No verso «Barco indelével pelo espaço da alma» está presente uma metáfora, ou uma hipálage?
Tal como ao longo dos versos do poema a que pertence, nesse primeiro verso — «Barco indelével pelo espaço da alma» — da penúltima estrofe de «Cai chuva. É noite» (de Fernando Pessoa) sobressaem as sensações que atravessam todo o texto, construindo a imagem de humidade e de mal-estar, aqui criada pela evocação do «barco indelével», intencionalmente marcada pela presença forte do adjetivo indelével (= que não se pode apagar). Portanto, a sinestesia está aqui presente.

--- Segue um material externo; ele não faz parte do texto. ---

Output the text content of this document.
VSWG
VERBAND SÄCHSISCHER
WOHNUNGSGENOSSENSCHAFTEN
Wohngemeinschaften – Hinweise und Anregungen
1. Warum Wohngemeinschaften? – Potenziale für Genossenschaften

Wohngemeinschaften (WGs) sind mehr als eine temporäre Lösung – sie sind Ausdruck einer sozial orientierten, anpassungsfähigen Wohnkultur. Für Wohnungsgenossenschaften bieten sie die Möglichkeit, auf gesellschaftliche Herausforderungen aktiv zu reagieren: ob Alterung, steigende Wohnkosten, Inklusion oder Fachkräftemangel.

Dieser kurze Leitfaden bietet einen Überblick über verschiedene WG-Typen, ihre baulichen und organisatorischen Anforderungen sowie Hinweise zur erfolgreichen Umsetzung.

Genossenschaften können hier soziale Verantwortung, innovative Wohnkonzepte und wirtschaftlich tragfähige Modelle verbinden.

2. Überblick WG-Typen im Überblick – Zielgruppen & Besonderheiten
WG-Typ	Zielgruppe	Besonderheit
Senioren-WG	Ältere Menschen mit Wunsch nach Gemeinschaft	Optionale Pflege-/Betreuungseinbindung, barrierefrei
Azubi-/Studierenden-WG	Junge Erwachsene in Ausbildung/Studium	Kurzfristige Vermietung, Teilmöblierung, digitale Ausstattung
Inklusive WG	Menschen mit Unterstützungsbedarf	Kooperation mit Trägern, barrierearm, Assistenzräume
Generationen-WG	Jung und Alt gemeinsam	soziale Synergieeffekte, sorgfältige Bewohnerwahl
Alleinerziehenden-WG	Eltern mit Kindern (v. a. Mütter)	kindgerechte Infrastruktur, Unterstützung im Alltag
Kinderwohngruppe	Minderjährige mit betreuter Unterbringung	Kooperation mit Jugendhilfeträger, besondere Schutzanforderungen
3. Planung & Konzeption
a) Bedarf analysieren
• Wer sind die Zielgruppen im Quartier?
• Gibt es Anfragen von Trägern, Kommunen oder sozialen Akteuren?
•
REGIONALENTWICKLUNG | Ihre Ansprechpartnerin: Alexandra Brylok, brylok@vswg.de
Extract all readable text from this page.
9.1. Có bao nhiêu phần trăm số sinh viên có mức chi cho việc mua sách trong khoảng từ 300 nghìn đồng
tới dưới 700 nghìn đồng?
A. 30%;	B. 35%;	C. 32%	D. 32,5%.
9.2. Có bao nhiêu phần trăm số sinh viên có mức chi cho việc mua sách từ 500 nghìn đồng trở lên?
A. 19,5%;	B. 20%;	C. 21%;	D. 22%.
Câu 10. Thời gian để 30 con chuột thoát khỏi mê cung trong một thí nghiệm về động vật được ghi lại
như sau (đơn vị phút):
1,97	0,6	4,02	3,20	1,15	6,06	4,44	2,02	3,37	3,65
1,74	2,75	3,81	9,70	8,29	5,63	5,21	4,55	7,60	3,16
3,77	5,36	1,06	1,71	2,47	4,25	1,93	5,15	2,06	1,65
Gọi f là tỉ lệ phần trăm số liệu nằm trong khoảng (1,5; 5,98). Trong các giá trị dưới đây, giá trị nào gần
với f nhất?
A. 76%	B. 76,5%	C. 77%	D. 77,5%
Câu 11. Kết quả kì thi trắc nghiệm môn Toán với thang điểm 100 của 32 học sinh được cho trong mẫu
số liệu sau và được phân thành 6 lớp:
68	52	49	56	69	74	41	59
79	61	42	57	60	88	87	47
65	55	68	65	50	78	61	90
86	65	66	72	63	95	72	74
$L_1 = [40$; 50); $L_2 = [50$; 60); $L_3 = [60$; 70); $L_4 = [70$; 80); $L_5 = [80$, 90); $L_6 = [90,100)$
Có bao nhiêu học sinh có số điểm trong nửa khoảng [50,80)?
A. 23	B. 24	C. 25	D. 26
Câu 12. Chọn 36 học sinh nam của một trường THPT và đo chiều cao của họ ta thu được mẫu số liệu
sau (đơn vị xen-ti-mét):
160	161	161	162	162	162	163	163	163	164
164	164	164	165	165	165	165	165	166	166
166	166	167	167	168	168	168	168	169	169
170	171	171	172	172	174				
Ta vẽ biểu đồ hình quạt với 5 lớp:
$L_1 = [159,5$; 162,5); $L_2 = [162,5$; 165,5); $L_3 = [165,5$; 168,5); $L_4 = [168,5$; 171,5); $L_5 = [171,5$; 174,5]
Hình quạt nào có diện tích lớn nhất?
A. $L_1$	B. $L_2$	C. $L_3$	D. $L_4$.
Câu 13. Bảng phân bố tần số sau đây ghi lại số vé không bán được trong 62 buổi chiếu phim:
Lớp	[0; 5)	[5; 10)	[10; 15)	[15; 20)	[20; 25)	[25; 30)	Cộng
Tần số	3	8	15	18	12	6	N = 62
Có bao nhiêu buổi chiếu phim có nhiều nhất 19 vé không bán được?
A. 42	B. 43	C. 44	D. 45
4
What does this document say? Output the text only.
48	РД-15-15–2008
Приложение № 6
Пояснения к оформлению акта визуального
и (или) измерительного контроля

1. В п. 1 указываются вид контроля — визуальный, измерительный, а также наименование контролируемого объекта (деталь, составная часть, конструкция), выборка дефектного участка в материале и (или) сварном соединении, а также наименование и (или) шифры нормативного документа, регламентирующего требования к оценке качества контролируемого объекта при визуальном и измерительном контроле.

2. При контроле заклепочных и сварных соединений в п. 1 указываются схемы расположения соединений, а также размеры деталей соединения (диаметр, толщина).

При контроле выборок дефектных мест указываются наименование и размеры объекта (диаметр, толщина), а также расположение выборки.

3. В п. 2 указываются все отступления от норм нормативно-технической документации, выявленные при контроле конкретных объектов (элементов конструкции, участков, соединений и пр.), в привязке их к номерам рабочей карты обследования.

No entanto, não há dúvida de que a figura mais evidente nesse verso é a metáfora. Como representação da vida do sujeito poético (em resposta à pergunta retórica que introduz a segunda estrofe — «O que é a vida?»), em «Barco indelével pelo espaço da alma» o sujeito poético usa a arte de não recorrer à comparação, optando pelo processo pelo qual, aproximando duas palavras, se opera uma deslocação de uma para outra através de um termo intermédio subentendido […], havendo uma deslocação de sentido através do termo intermédio subentendido» (João David Pinto Correia, «A Expressividade na Fala e na Escrita», in Falar melhor, Escrever melhor, Lisboa, Selecções do Reader´s Digest, 1991, p. 502).
Não nos parece haver hipálage — figura de pensamento e figura de alteração semântica, que «consiste na atribuição a um objecto de uma característica que, na realidade, pertence a outro com o qual está relacionado. Transposto na frase, o adjectivo aparece muito frequentemente nesta construção, ligando ao objecto uma característica moral pertencente ao sujeito. […] (E-Dicionário de Termos Literários, de Carlos Ceia).